Memorandum of Procedure in limbo as govt, top judges lock horns

Hindustan Times, New Delhi | By
Feb 09, 2018 09:16 AM IST

The government started working on the draft Memorandum of Procedure in early 2016 and began consultations with the judiciary but there is currently no convergence on three sticking points.

The new Memorandum of Procedure – a fresh set of guidelines for making appointments to the higher judiciary – is stuck in limbo because of the lack of agreement between the Centre and top judges on three crucial clauses, a top official in the law ministry said.

A view of Supreme Court of India in New Delhi.(PTI)
A view of Supreme Court of India in New Delhi.(PTI)

There is unlikely to any progress till the members of the so-called collegium, the Chief Justice of India and the next four judges in order of seniority in the high court, resolve their own differences, added this person who spoke on condition of anonymity. The collegium appoints judges to the Supreme Court and also Chief Justices of the high courts.

The four senior most judges in the apex court after the CJI, Justices J Chelameswar, Ranjan Gogoi, MB Lokur and Kurien Joseph went public last month with their differences with the Chief Justice of India Dipak Misra. In a press conference on January 12, their expressed their unhappiness at his style of functioning and said critical cases were being allocated to junior judges. Since then, the CJI and the judges have met several times, but the issue remains unresolved. That impasse may put the MOP on hold at least till the current CJI Dipak Misra retires in October, experts said.

“The judiciary is most likely going to focus on resolving the differences within first before it can put up a united face and respond to the government on the MOP,” Sumathi Chandrashekharan, Senior Resident Fellow at Vidhi Centre for Legal Policy said.

On December 16, 2015, a constitution bench of the SC headed by Justice JS Khehar directed the government to finalise a new MOP in consultation with the CJI to replace the current one and listed a number of suggestions to improve the collegium system of appointment. The judgement stressed on the importance of revisiting the selection procedure for the senior judiciary.

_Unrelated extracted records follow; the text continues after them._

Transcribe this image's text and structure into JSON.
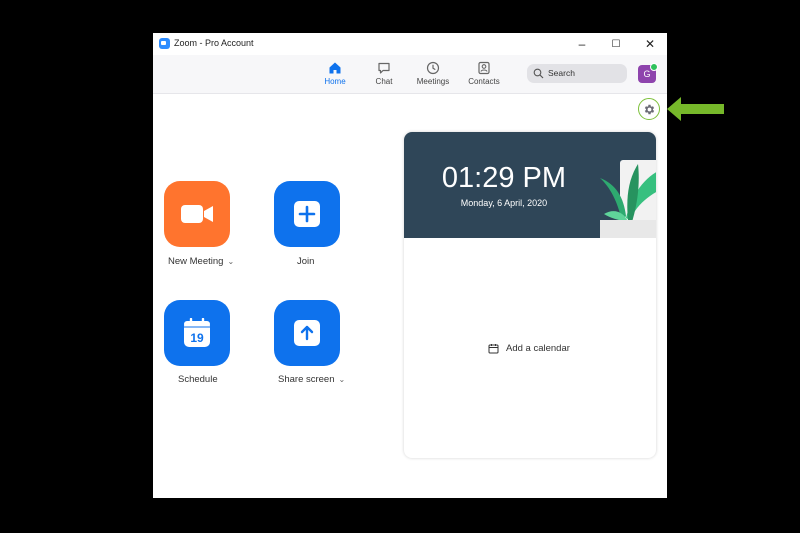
{
  "window": {
    "title": "Zoom - Pro Account",
    "controls": {
      "minimize": "–",
      "maximize": "☐",
      "close": "✕"
    }
  },
  "nav": {
    "tabs": [
      {
        "label": "Home",
        "icon": "home-icon",
        "active": true
      },
      {
        "label": "Chat",
        "icon": "chat-icon",
        "active": false
      },
      {
        "label": "Meetings",
        "icon": "clock-icon",
        "active": false
      },
      {
        "label": "Contacts",
        "icon": "contacts-icon",
        "active": false
      }
    ],
    "search_label": "Search",
    "avatar_initial": "G",
    "avatar_status": "online"
  },
  "actions": [
    {
      "label": "New Meeting",
      "icon": "video-camera-icon",
      "color": "#FF742E",
      "has_dropdown": true
    },
    {
      "label": "Join",
      "icon": "plus-icon",
      "color": "#0E72ED",
      "has_dropdown": false
    },
    {
      "label": "Schedule",
      "icon": "calendar-icon",
      "color": "#0E72ED",
      "has_dropdown": false,
      "icon_text": "19"
    },
    {
      "label": "Share screen",
      "icon": "share-screen-icon",
      "color": "#0E72ED",
      "has_dropdown": true
    }
  ],
  "calendar_card": {
    "time": "01:29 PM",
    "date": "Monday, 6 April, 2020",
    "add_calendar_label": "Add a calendar"
  },
  "colors": {
    "accent": "#0E72ED",
    "orange": "#FF742E",
    "avatar": "#8E44AD",
    "highlight_arrow": "#76B82A"
  }
}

The same bench had, on October 16 that year, struck down as “unconstitutional” the National Judicial Appointments Commission Act, which sought to end the two-decade-old practice of judges appointing judges through the collegium. The bench, in its December order, stressed on making the system more transparent and accountable.

The government started working on the draft MOP in early 2016 and began consultations with the judiciary but there is currently no convergence on three sticking points.

In a letter from the law ministry to the SC in July 2017, then secretary, justice, Snehlata Srivastava wrote to the registrar general of the SC Ravindra Mathiani acknowledging the differences. The government, she wrote, wanted to keep the reasons for rejecting a candidate’s selection on the grounds of “national security and overidding public interest” confidential and share it only with the CJI.

The letter also mentioned the two other issues of difference between the government and the Supreme Court.

The Supreme Court, for its part, was against creating a secretariat for vetting and clearing names for judges and forming a committee of judges who were not part of the collegium to screen complaints against sitting judges. It was also not in favour of having search and evaluation committees for selecting candidates.

A top official in the law ministry said that was the last communication between the two sides. The SC “has not even acknowledged that letter. Our position has not changed,” he added, speaking on condition of anonymity.

The government had cited the December 2015 judgement and another by Justices Chelameswar and Gogoi on July 4, 2017, in the suo motu contempt case against high court judge Justice CS Karnan.

“Obviously, there is a failure to make an assessment of the personality of the contemnor at the time of recommending his name for elevation. Our purpose is not to point fingers to individuals who were responsible for recommendation but only to highlight the system’s failure of not providing an appropriate procedure for making such an assessment,” Chelameswar and Gogoi said.

“What appropriate mechanism would be suitable for assessing the personality of the candidate who is being considered for appointment to be a member of a constitutional court is a matter which is to be identified after an appropriate debate by all the concerned – the Bar, the Bench, the State and Civil Society. But the need appears to be unquestionable,” they added.

Equipped with the observations, the Centre wrote to the Supreme Court registrar general saying: “It becomes critically important for the government to take the initiative towards making the appointment process transparent, fair and accountable.”

Experts said after the SC collegiums responds, the government may have to start the process of negotiating with it all over again. “For that, probably a new collegium will have to be in place,” a legal analyst who did not want to be named said.

The CJI’s office did not respond to attempts to contact him.